Particularly relevant this year is the Oppenheimer and Barbie phenomenon – Proving that consumers are still willing to attend an event offering, but there have been changes to the rules of what constitutes an event in the post-pandemic era. 


Robert Mitchell is more optimistic than others about the possibility of global box office revenue surpassing $40 billion (about $120 per person in the US) in 2024 if the rate of growth remains constant. He acknowledges that 'if' is a significant question mark, given the possibility of significant changes to the release schedule next year due to strike-related production delays. 


4- The AI battle lines are just in the process of being drawn 

The use of generative AI has brought together creators across Hollywood and has been a major issue in negotiations between the WGA and studios. But there is no mention in the agreement about whether studios can use writers' material as training data, which is a hotly contested point in negotiations. 


In fact, Writers are currently thinking about why studios are not aligning themselves with scribes and AI firms to oppose what could be considered the theft of their material in violation of intellectual property laws. “Studios should be protecting copyrights,” says one WGA member.  This person notes this is in the studios’ interest, as they will “never be able to compete with Google or OpenAI or Meta.” Darren Trattner, an entertainment lawyer who advocates for actors, directors, and writers, states that the studios could align themselves with writers due to a shared interest. 

In the not-too-distant future, AI companies might turn to competing with studios by deploying generative AI tools to write and polish scripts. 
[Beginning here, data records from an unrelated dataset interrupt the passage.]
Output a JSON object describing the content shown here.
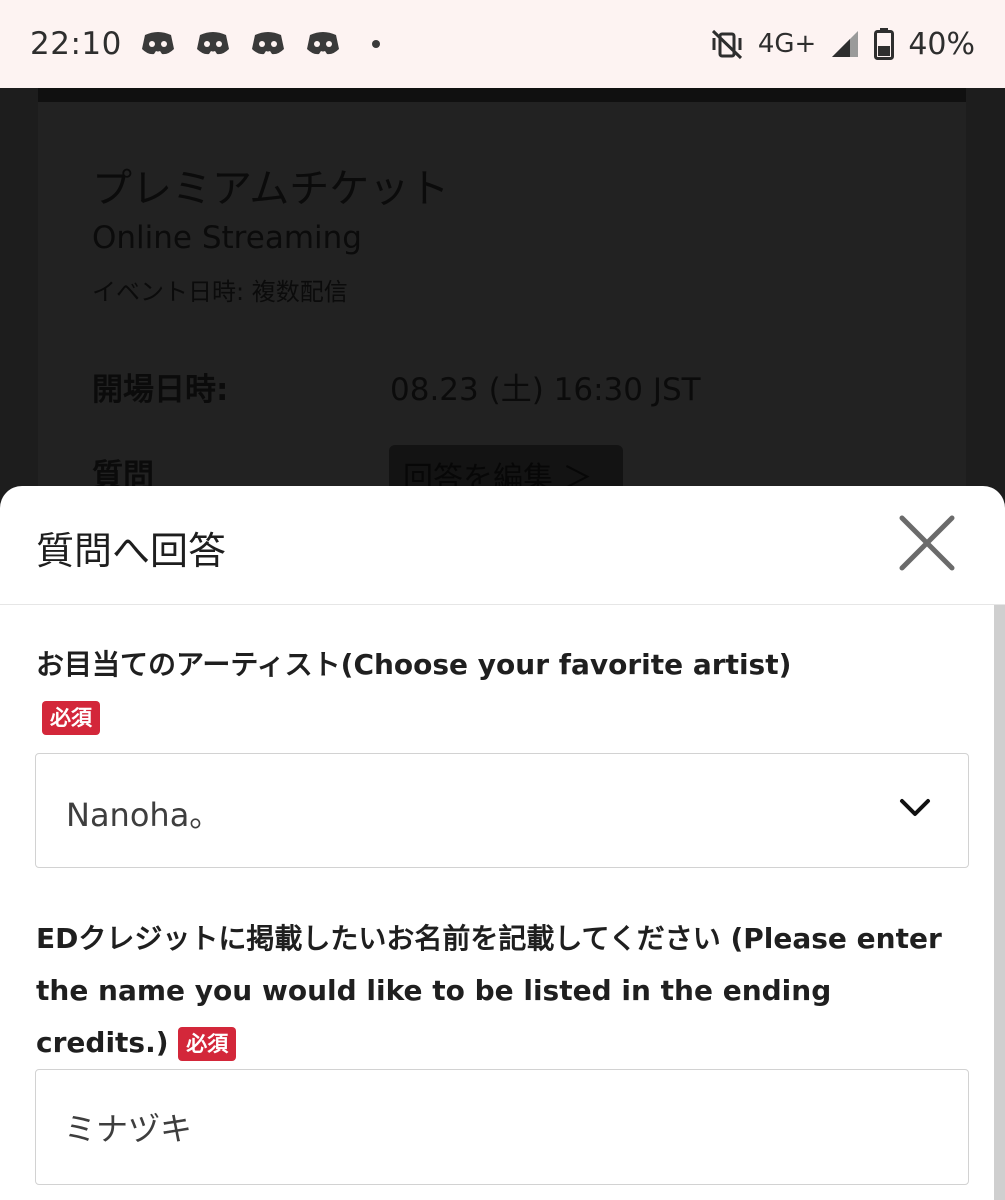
{
  "status_bar": {
    "time": "22:10",
    "notification_icons": [
      "discord-icon",
      "discord-icon",
      "discord-icon",
      "discord-icon"
    ],
    "network": "4G+",
    "battery": "40%"
  },
  "background_page": {
    "title": "プレミアムチケット",
    "subtitle": "Online Streaming",
    "event_datetime": "イベント日時: 複数配信",
    "open_label": "開場日時:",
    "open_value": "08.23 (土) 16:30 JST",
    "question_label": "質問",
    "edit_answers_button": "回答を編集 ＞"
  },
  "sheet": {
    "title": "質問へ回答",
    "questions": [
      {
        "label": "お目当てのアーティスト(Choose your favorite artist)",
        "required_badge": "必須",
        "selected_value": "Nanoha。"
      },
      {
        "label": "EDクレジットに掲載したいお名前を記載してください (Please enter the name you would like to be listed in the ending credits.)",
        "required_badge": "必須",
        "input_value": "ミナヅキ"
      }
    ]
  },
  "colors": {
    "required_badge": "#d3273a",
    "status_bar_bg": "#fdf3f2",
    "overlay_bg": "#1c1c1c"
  }
}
5- YouTube and TikTok are where the kids are now 

The majority of TikTok users are under 30, in the United States users averaged more than 80 minutes a day scrolling through videos, according to a 2022 report from Sensor Tower. YouTube users also spend more than an hour a day on the platform, where the biggest channels have more than 100 million subscribers worldwide. Also, the biggest video game releases outsold blockbuster movies. 


Hollywood's leading media companies built themselves on the belief that the audience has broken free and spread to numerous locations. The challenge that no single company appears to have solved seems to be able to get into enough of those corners to regain the audience.